The other legend that was created concerned the mystery of the missing Company of soldiers from the 10th Battalion of the Australian 1st. Division, known as “The Terrible 10th” because of their fearless fighting reputation on Gallipoli.
The mystery surrounding the disappearance of the missing men centred on the Battle of Poelcappele, Belgium, on 9 October, 1917.
Field-Marshall Sir Douglas Haig, Commander-in-Chief, ordered the 10th Battalion Commander, Lieutenant -Colonel Maurice Wilder-Neligan, to attack Celtic Wood to make way for the advance to the Somme.
Celtic Wood was a small forest of trees that harboured the entrenched German 448th Regiment unit, and the German lines had dug in and contained many machine gun pill boxes that could meet any attack with deadly fire.

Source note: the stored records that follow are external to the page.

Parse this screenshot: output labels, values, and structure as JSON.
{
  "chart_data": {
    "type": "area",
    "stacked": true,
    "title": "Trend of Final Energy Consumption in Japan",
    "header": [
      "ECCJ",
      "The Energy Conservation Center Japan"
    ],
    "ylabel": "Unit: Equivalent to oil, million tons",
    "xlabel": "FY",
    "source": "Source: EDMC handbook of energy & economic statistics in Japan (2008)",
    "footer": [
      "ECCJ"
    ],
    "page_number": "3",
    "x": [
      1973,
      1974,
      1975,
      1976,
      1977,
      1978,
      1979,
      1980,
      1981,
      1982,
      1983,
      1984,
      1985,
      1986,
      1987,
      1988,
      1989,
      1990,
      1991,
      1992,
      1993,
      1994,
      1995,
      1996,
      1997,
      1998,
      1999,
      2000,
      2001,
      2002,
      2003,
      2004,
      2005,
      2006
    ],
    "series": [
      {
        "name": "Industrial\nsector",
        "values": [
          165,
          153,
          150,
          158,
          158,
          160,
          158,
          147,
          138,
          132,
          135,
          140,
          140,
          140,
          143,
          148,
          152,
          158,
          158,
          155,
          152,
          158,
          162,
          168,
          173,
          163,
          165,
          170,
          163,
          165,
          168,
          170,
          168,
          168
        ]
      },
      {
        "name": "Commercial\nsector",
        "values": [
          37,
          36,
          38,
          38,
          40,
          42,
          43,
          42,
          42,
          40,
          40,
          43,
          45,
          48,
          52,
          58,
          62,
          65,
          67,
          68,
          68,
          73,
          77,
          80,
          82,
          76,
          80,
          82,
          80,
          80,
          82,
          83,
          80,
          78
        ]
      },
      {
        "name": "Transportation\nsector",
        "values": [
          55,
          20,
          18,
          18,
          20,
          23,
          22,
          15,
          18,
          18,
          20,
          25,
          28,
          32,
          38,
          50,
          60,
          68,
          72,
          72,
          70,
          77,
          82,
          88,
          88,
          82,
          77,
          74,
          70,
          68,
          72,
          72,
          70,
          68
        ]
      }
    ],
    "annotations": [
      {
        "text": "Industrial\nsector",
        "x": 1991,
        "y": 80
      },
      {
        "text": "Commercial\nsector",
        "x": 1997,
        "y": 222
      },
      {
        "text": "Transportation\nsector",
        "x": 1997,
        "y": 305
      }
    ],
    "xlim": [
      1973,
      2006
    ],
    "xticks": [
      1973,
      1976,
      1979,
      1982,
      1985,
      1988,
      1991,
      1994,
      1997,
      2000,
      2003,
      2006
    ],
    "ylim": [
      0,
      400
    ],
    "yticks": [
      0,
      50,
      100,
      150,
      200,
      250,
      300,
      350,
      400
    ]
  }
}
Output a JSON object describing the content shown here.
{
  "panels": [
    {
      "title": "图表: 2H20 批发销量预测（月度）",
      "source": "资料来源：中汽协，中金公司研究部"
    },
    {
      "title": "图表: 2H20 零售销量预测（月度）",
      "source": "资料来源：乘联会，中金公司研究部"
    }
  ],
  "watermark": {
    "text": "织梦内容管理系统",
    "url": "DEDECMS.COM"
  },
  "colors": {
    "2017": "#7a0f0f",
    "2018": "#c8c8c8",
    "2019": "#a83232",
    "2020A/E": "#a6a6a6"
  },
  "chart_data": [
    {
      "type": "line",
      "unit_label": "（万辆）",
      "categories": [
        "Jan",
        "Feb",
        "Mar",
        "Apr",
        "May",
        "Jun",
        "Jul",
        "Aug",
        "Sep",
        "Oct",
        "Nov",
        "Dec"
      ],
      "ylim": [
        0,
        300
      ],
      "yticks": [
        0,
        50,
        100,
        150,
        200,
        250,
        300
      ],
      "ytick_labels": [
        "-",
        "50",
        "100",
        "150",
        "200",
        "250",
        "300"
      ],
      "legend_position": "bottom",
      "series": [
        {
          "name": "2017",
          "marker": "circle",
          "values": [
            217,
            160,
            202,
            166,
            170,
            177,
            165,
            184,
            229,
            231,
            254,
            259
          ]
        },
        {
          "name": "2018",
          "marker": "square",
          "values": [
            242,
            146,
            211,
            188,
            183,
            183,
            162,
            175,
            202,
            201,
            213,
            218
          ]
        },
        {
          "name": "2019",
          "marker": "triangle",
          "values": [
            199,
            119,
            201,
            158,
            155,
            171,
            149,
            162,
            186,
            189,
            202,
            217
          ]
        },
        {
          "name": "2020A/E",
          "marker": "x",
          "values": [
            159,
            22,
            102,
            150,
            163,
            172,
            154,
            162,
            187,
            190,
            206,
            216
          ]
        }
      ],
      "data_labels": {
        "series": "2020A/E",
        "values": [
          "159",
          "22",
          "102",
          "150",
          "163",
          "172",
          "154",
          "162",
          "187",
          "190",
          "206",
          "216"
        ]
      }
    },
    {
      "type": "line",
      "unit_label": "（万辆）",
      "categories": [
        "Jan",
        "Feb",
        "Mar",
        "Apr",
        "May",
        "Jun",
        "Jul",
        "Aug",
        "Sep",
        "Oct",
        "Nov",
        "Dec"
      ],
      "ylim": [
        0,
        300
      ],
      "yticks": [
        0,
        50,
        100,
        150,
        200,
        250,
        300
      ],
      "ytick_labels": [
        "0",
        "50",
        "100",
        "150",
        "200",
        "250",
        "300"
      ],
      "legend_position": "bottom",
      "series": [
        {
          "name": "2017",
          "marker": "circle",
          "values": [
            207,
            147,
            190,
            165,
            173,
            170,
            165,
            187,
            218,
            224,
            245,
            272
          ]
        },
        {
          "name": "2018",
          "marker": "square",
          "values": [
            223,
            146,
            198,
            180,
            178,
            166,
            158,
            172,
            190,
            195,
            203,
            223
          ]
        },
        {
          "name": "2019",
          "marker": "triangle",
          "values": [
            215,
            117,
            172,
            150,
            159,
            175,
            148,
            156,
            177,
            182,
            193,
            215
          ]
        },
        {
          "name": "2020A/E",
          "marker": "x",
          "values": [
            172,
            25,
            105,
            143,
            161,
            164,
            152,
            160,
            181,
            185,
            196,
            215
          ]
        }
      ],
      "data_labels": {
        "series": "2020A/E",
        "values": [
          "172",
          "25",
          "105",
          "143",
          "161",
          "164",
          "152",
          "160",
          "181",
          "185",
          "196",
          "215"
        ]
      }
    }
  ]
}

With heavy rain falling and mud up to their knees, the Company of 78 soldiers under the command of the young South Australian, Lieutenant Frank Scott, fixed their bayonets and went ‘over the top’ into the German emplacement in Celtic Wood.
They were last reported to be seen advancing through a heavy mist which they used for cover, but they were never seen again except for 14 survivors, thus leaving much speculation and rumour, as to what happened to the other men of the 10th on that fateful day.
The main rumour was that all the men were massacred by the Germans and buried in a mass grave, but no conclusive evidence has ever been found to support this.
Australian Defence Department of History, records a list 37 of the 85 missing and commented:
“On this day Lieutenant Scott of 10th Battalion led 84 men on a raid into enemy lines near Broodseinde. The main party was seen to enter Celtic Wood and were never seen again. Extensive investigations since that time have failed to fully account for the fate of Lt. Scott’s party. A total of 37 soldiers are still unaccounted for. This, is the greatest mystery for the AIF in WW1”.
Charles Bean, official war correspondent, wrote that the soldiers of Celtic Wood were never seen again as their names did not appear on any Red Cross POW lists; the War Graves Commission found no trace of bodies; German military records have no mention of an attack on Celtic Wood; and farmers in the nearby villages never knew about it, and the mystery of the 37 names could not be solved.
Even today, farmers of the area have told investigators that no bones or military equipment have ever been unearthed over the years that would shed light on the issue.
The eerie name of Celtic Wood conjured up rumours of supernatural happenings and helped create a mystery that really remains unsolved to this present day. In 2008, two researchers, Henschke and Kearney, felt that they had solved the mystery, when after some intensive investigation, they came to a conclusion in which they attributed the missing men to the “Fog of War”, (this expression means that there is “uncertainty in situational awareness experienced by participants in military operations”.)
They also said that misreporting and clerical errors could be another factor. However, this does not produce the main evidence required and that is: Where are the bodies of these brave men? Perhaps the heavy shelling that occurred could have obliterated the bodies of the missing men, but the best evidence needed would have to be in finding a burial site.
The Great War of 1914 – 1918 was a very tragic episode in the history of the 20th Century where millions on both sides alongside civilian casualties died, and the death rate will never, we hope, be surpassed.
However, legend, myth and mystery were a large part of the psyche on the average soldier, as records do show that many began to question their reasons for being part of this “war to end all wars”.
It is possible that the extremely high casualty rates made them feel that they would not survive and looked to lifting the morale that legend and myth could provide. It appears to be a 104-year-old mystery, that has never been officially solved.